Als Regisseur und Schauspieler (hier als Lessings Nathan) ist Raimund Binder bekannt. Nun tritt er auch als Dichter auf.  

Raimund Binder hat im Wiehler Theater einen Band mit eigenen Texten aus seiner Zeit in Siebenbürgen vorgestellt.

Die geforderte Liebeserklärung an die Kommunistische Partei verweigerte der junge Dichter. Raimund Binder fragt in seinem Gedicht stattdessen bitter: „Partei heißt Wille, Eigenwillen zu brechen./ Was hilft da Liebe?“.

Mit dieser Provokation hatte sich die Veröffentlichung des Gedichtbands erledigt. Der Lektor des Verlags im siebenbürgischen Temeschburg, erinnert sich Binder (79), habe ihm 1974 das Manuskript mit dem Hinweis zurückgegeben: „Er schätze mich zu sehr, um mich den Schwierigkeiten auszusetzen, die mir der Veröffentlichungsversuch eines solchen Inhaltes unweigerlich hätte bringen müssen.“

Lesung im Wiehler Theater

So schreibt es der Wiehler Theatermacher im kurzen Geleitwort von „Der Vogel auf dem Dach“ (114 Seiten, 6,99 Euro). Mehr als 50 Jahre später wurden die Gedichte nun doch gedruckt. Raimund Binder hat sie im Selbstverlag herausgegeben. Jetzt las er aus dem Band im Theater an der Wiehler Warthstraße. Auf der Bühne also, auf der er als Gründer des Schau-Spiel-Studios Oberberg in mehr als 30 Jahren viele Stücke inszeniert hat.

In den Gedichten und Kurzgeschichten, die Binder zwischen 1968 und 1980 im sozialistischen Rumänien verfasst hat, geht es um „Heimat, Liebe und Geisteshaltung in bewegter Zeit“, ganz nah an der Lebenserfahrung des 1945 in Schäßburg geborenen Rumäniendeutschen.

Ich bin ein zufriedener und glücklicher Mensch, der hier ein Zuhause gefunden hat.
Raimund Binder über Wiehl und das Schauspielstudio

Die Textsammlung ist laut Untertitel ein „inkonsequenter Versuch einer zeitgenössischen Biographie“. 1980 ließ Raimund Binder die Diktatur hinter sich und wanderte nach Deutschland aus. Die Texte hatte er sicherheitshalber auf Band gesprochen und als Musikkassetten getarnt aus dem Land geschmuggelt. Im vergangenen Frühjahr nutzte er eine selbstverordnete Theaterpause, um im Büro alte Unterlagen zu ordnen, als ihm die Kladde mit den abgetippten Texten in die Hände fiel.

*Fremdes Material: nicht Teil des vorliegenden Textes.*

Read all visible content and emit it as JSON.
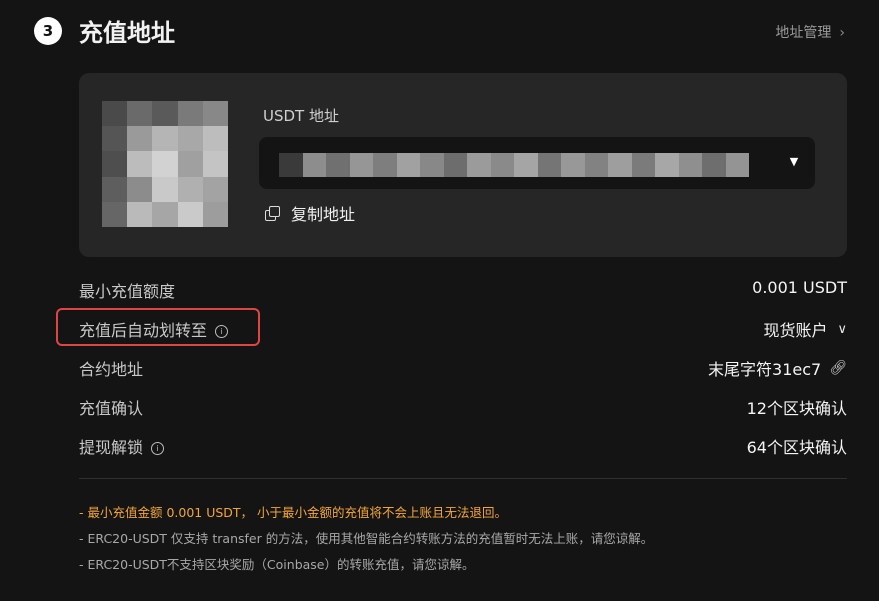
{
  "header": {
    "step_number": "3",
    "title": "充值地址",
    "address_manage_label": "地址管理"
  },
  "card": {
    "address_label": "USDT 地址",
    "copy_label": "复制地址"
  },
  "details": [
    {
      "label": "最小充值额度",
      "value": "0.001 USDT"
    },
    {
      "label": "充值后自动划转至",
      "value": "现货账户"
    },
    {
      "label": "合约地址",
      "value": "末尾字符31ec7"
    },
    {
      "label": "充值确认",
      "value": "12个区块确认"
    },
    {
      "label": "提现解锁",
      "value": "64个区块确认"
    }
  ],
  "notes": [
    "- 最小充值金额 0.001 USDT， 小于最小金额的充值将不会上账且无法退回。",
    "- ERC20-USDT 仅支持 transfer 的方法，使用其他智能合约转账方法的充值暂时无法上账，请您谅解。",
    "- ERC20-USDT不支持区块奖励（Coinbase）的转账充值，请您谅解。"
  ],
  "colors": {
    "background": "#141414",
    "card": "#262626",
    "warning": "#f3a53a",
    "highlight_border": "#e04545"
  },
  "icons": {
    "address_manage": "chevron-right-icon",
    "dropdown": "caret-down-icon",
    "copy": "copy-icon",
    "info": "info-icon",
    "account_select": "chevron-down-icon",
    "contract_link": "link-icon"
  }
}
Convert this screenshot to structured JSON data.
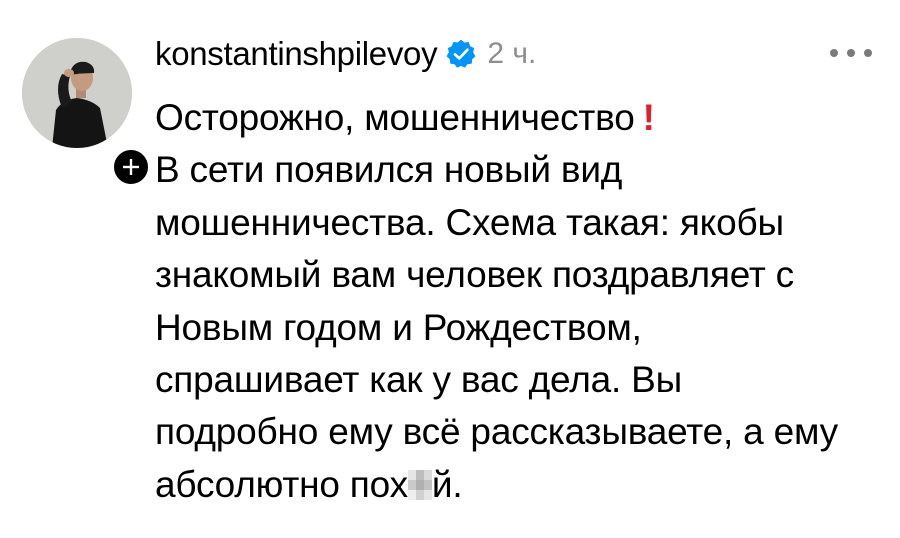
{
  "post": {
    "username": "konstantinshpilevoy",
    "time": "2 ч.",
    "title": "Осторожно, мошенничество",
    "title_emoji": "!",
    "lines": [
      "В сети появился новый вид",
      "мошенничества. Схема такая: якобы",
      "знакомый вам человек поздравляет с",
      "Новым годом и Рождеством,",
      "спрашивает как у вас дела. Вы",
      "подробно ему всё рассказываете, а ему"
    ],
    "last_line_start": "абсолютно пох",
    "last_line_end": "й."
  },
  "icons": {
    "avatar": "avatar-man-in-black-shirt-cap",
    "follow": "plus-icon",
    "verified": "verified-badge-icon",
    "more": "more-dots-icon"
  },
  "colors": {
    "verified": "#0095f6",
    "time": "#8e8e8e",
    "exclaim": "#e0202b"
  }
}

Der Jungschauspieler Binder wurde 1966 regelmäßig vom Literaturhaus in Bukarest engagiert, um Gedichte vorzutragen, etwa von François Villon. Bald wagte er eigene lyrische Versuche und hatte Erfolg, besonders wenn er die Texte selbst sprach.

Narrenfreiheit auf der Bühne

Auch als Bühnendichter fand er ein Publikum. Um den Zensoren der Staatssicherheit zu entgehen, verlegte sich Binder auf Bühnenfassungen Grimmscher Märchen wie „Das tapfere Schneiderlein“ und „Die Gänsehirtin am Brunnen“ und verwandelte sie in subtile Politsatiren. „Die Leute im Publikum haben die Anspielungen begriffen“, sagt Raimund Binder, „als Theatermann hatte man aber auch eine gewisse Narrenfreiheit.“

In seinen Gedichten bekennt sich der Autor zum Leitstern Rilke, zur Heimat Siebenbürgen und zur Liebe zu seiner Ehefrau Hiltrud. Jahrzehnte später erkennt sich Raimund Binder darin noch immer wieder. Nur die pessimistisch-dunkle Grundstimmung des jungen Mannes, dem das erfüllte Leben als unerreichbarer „Vogel auf dem Dach“ erscheint, passe heute nicht mehr zu ihm. „Ich bin ein zufriedener und glücklicher Mensch, der hier ein Zuhause gefunden hat“, sagt Binder über Wiehl und sein Theater.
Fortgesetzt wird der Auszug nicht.